Das linke Licht des Transporters war durch den Aufprall erloschen, aber der rechte Scheinwerfer leuchtete den Rand des Waldes aus. Surreal zogen die blattlosen, nassen Äste an Viktor vorbei. Der zitronengelbe Dress des Radfahrers half, ihn zu finden. Er lag vor dem moosgrünen Stamm eines Baumes als würde er schlafen. Lediglich die Neigung des Kopfes und der dunkle Fleck auf der Baumrinde zeugten von einem schlimmen Schicksal des Sportlers. Viktor schluckte, traute nicht, sich zu nähern. Der Fahrer des Sprinters erreichte ihn und stellte sich dazu. Beide benötigten ein paar Sekunden, um sich zu sammeln.

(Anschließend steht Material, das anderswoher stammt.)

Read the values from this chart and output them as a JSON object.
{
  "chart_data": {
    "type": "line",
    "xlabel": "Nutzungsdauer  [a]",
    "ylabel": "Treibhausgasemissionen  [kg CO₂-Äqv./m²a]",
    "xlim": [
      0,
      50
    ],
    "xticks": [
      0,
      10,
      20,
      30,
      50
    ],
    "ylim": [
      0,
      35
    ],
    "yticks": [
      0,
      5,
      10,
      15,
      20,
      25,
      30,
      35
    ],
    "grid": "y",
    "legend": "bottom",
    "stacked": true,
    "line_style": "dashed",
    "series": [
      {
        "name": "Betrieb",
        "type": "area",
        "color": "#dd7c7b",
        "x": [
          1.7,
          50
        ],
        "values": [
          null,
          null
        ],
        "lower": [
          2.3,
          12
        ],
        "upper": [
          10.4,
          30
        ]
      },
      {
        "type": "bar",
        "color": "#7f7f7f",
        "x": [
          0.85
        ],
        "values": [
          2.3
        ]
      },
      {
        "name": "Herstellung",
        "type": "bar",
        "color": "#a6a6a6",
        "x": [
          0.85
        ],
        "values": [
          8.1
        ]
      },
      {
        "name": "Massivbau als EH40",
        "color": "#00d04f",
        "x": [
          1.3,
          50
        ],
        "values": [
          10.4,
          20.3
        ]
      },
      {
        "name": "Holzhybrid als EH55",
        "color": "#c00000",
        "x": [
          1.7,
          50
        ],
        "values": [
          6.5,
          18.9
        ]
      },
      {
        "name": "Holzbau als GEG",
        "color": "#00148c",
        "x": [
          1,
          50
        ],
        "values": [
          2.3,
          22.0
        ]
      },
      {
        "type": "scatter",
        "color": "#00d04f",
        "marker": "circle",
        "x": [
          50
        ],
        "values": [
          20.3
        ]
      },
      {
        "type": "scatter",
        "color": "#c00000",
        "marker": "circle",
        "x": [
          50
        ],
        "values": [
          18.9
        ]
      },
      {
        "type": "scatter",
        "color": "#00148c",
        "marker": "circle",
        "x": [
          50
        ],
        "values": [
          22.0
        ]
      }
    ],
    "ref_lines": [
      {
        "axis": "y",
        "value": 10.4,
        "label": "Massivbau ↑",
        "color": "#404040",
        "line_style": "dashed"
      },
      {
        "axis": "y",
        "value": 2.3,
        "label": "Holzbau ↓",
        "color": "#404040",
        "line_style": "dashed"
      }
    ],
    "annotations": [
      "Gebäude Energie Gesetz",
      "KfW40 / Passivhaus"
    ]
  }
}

»Hoffentlich ist nichts Schlimmes passiert«, murmelte der Fahrer und ging näher.
»Hallo?«, fragte er vorsichtig. So, als wenn er herausfinden wollte, ob jemand schlafen würde. Viktor folgte ihm. Der Sprinterfahrer kniete sich hin, Viktor suchte nach seinem Handy.
»Ich rufe einen Krankenwagen«, teilte Viktor mit, wandte sich ab, wählte die 112 und schilderte den Unfall. Er beschrieb den Ort, kühl und sachlich.

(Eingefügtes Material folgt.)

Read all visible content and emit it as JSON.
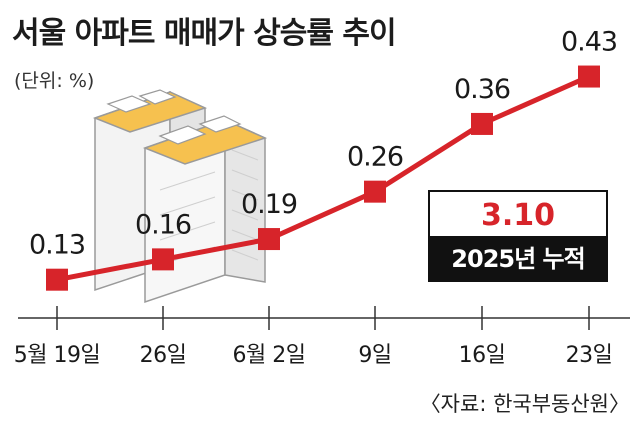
{
  "title": "서울 아파트 매매가 상승률 추이",
  "unit_label": "(단위: %)",
  "source": "〈자료: 한국부동산원〉",
  "total": {
    "value": "3.10",
    "label": "2025년 누적"
  },
  "colors": {
    "line": "#d7242a",
    "marker": "#d7242a",
    "box_dark": "#111111"
  },
  "chart_data": {
    "type": "line",
    "categories": [
      "5월 19일",
      "26일",
      "6월 2일",
      "9일",
      "16일",
      "23일"
    ],
    "series": [
      {
        "values": [
          0.13,
          0.16,
          0.19,
          0.26,
          0.36,
          0.43
        ]
      }
    ],
    "data_labels": [
      "0.13",
      "0.16",
      "0.19",
      "0.26",
      "0.36",
      "0.43"
    ],
    "ylim": [
      0.1,
      0.45
    ],
    "grid": false,
    "legend": "none"
  }
}
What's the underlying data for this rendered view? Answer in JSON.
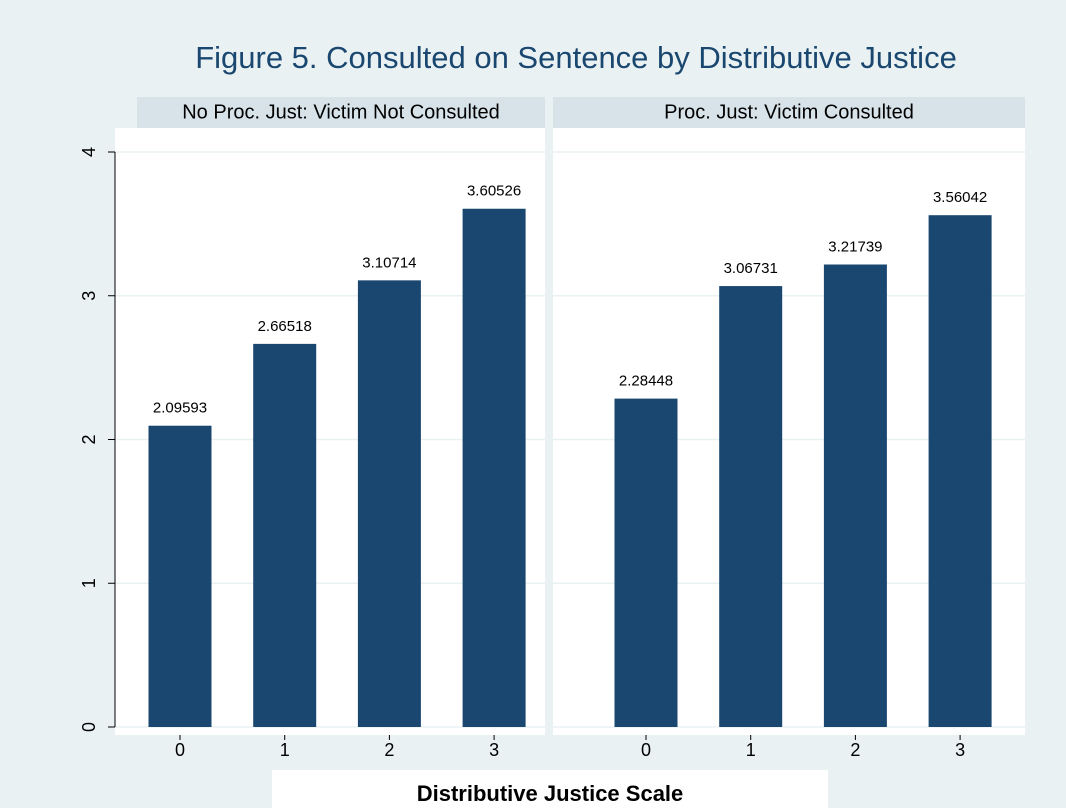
{
  "chart_data": {
    "type": "bar",
    "title": "Figure 5. Consulted on Sentence by Distributive Justice",
    "x_label": "Distributive Justice Scale",
    "color": "#1a476f",
    "grid": true,
    "ylim": [
      0,
      4
    ],
    "yticks": [
      0,
      1,
      2,
      3,
      4
    ],
    "panels": [
      {
        "title": "No Proc. Just: Victim Not Consulted",
        "categories": [
          "0",
          "1",
          "2",
          "3"
        ],
        "values": [
          2.09593,
          2.66518,
          3.10714,
          3.60526
        ]
      },
      {
        "title": "Proc. Just: Victim Consulted",
        "categories": [
          "0",
          "1",
          "2",
          "3"
        ],
        "values": [
          2.28448,
          3.06731,
          3.21739,
          3.56042
        ]
      }
    ]
  }
}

»Sie können nicht sagen, wann sie hier sind. Sie beeilen sich«, sagte er an den Knienden gerichtet, der, wie er feststellte, sein Gesicht in seinen Händen verbarg.
»… tot!«, hörte Viktor.
»Was?«, fragte er nach.
»Er ist tot … glaub ich. Weiß nicht … Ich glaub’, ich hab ihn totgefahren.«
Er sah Viktor an und begann hemmungslos zu heulen. Viktor sah zu dem Radfahrer und konnte den Blick nicht abwenden. Tot. Eben noch hatte er sich mit dem Mann gestritten, ihn gehasst. Und nun lag der tot an einem Baum. Abwesend, wie aus einer Welt in eine andere sehend, wunderte er sich über die Fragilität des Lebens und ängstigte sich augenblicklich vor der Macht des Todes.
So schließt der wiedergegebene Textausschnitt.